Рядом с Буроклыковым сидел большеголовый, с умными близорукими глазами, тяжелоплечий штабс-капитан Петров. Он чуть не погиб под Эрзерумом и даже одно время числился по спискам пропавшим без вести. Отряд его почти весь замерз в непроходимых снегах. Так как и в наступлении на Банэ приходилось преодолевать перевал, еще не освободившийся от снега, и так как Петров был одним из старших по чину, в нем, естественно, видели кандидата в командующие наступающим отрядом. Пожалуй, только он один предвидел возможные трудности предпринимаемого похода. Остальным, не исключая генерала Буроклыкова, наступление представлялось чем-то вроде прогулки. Регулярных турецких войск тут не было. Бывали там, за озером, налеты курдов, но они носили скорей разведывательный характер. До перевала, во всяком случае, можно было идти свободно.

– Вот Багдад, – ораторствовал генерал Буроклыков, тыча карандашом в Багдад на карте, и все офицеры, следуя за генеральским карандашом, упирались глазами в эту точку. – Наши доблестные союзники англичане ведут наступление на Багдад. 13 марта генерал Стэнли Мод занял Кут-Эль-Амару, отомстив, таким образом, Халил-Паше за прошлогоднюю неудачу генерала Туансенда. С 17 февраля наш доблестный генерал Арбатов стремительным наступлением бьет армию Али-Исхан-бея. В настоящее время, как известно, он борется за обладание Загросским ущельем. Он идет на соединение с англичанами. Мы должны помочь ему. Исхану путь отступления один – на Моссул. Мы будем бить его с фланга. Мы поможем союзникам! – с пафосом возглашал он. – Мы должны отвлечь турецкие силы и принять этот удар на себя. С этой целью ставится задача в кратчайший срок занять Банэ.

Генералу Буроклыкову замерещился текст шикарной телеграммы, который он закатит верховному главнокомандующему об исполненном задании.

– Но ведь Банэ лежит за Калиханским перевалом? С налета его не возьмешь, – вставил свое слово Петров. – Там снег.

– Мы занимаем Банэ, – повторил генерал. – Незыблемой ногой мы становимся в этом пункте. Прекрасное, свойственное нам, обращение с населением занимаемых областей (кто-то хихикнул сзади) обеспечивает прочность нашего положения, даже при наших незначительных силах.
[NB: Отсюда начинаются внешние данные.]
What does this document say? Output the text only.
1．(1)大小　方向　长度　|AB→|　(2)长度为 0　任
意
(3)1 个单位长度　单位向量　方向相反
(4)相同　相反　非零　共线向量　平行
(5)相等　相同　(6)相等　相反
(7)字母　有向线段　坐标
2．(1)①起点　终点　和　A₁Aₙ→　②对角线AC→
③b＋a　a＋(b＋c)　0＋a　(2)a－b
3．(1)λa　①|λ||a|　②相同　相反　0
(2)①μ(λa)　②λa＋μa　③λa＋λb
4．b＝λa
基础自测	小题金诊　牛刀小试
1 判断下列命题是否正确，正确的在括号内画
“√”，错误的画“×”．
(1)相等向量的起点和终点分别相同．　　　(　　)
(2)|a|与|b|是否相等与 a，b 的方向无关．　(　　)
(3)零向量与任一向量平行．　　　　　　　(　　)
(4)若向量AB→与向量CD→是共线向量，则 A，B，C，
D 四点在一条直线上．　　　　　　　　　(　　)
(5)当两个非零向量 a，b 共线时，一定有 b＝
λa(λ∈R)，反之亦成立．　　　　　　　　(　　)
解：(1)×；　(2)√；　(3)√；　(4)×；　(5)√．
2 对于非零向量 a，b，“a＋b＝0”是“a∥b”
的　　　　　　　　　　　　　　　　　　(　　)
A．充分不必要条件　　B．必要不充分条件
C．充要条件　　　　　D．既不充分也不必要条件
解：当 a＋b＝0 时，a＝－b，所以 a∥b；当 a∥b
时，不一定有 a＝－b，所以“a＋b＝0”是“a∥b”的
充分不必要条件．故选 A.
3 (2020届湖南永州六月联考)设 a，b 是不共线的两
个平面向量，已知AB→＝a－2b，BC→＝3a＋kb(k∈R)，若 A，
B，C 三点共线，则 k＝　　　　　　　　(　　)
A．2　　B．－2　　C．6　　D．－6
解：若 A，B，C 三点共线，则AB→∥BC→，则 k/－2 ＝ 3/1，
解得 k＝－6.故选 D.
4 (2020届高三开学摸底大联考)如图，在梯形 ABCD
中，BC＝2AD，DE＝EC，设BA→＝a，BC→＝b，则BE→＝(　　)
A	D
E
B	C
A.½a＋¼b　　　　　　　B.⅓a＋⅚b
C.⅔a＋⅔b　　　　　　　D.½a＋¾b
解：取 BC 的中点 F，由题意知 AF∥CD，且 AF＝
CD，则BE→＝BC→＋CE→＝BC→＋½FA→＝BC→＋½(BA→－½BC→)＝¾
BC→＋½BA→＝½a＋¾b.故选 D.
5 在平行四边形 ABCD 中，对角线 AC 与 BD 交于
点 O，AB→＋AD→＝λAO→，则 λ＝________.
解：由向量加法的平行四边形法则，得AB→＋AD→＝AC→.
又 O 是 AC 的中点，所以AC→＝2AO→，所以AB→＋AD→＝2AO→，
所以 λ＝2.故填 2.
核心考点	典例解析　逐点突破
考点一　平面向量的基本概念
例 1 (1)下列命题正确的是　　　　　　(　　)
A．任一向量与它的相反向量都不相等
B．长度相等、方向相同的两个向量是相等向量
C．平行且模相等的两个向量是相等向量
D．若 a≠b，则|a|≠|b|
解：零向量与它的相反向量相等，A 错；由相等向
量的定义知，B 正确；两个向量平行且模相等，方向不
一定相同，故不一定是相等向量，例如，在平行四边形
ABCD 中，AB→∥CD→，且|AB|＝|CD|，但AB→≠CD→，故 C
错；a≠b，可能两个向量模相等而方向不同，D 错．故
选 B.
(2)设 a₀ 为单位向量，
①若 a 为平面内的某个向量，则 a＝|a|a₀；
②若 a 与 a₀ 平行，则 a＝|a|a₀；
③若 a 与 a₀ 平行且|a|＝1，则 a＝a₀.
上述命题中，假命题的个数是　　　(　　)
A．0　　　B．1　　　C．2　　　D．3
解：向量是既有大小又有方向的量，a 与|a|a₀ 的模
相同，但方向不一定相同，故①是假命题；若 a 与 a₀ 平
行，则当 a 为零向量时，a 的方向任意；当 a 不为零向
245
Укрепившись в Банэ, мы… мы…

Генерал мымыкал, не зная, что сказать, потому что полученный приказ не предусматривал ничего дальнейшего.

– Мы ждем распоряжений верховного главнокомандующего. Ясно? Я вас переубедил? – обратился он к Петрову.

Петров молча пожал плечами.

– Командиром наступающего отряда назначается штабс-капитан Петров. Надеюсь, его опыт в зимних кампаниях, на неприступных снеговых вершинах…

Генерала прервал вошедший Бастрюченко, который пробился сквозь часовых, стоявших у входа. Получить за это нагоняй было менее страшно, чем нагоняй генеральши.

– Вашему происходительству ихнее происходительство прислали.

Он подал конверт.

– Ступай.

Генерал Буроклыков прочитал записку жены. Сложил записку и спрятал в карман. Нахмурясь, вновь обратился к Петрову:

– Я вас переубедил? Извольте ответить. Судите сами, господа офицеры! – он залился бархатистым, басовым смехом. – Не могу же я назначать командиром отряда человека, который не согласен наступать, не сочувствует, который… Переубедил я вас или нет, господин штабс-капитан? Извольте ответить.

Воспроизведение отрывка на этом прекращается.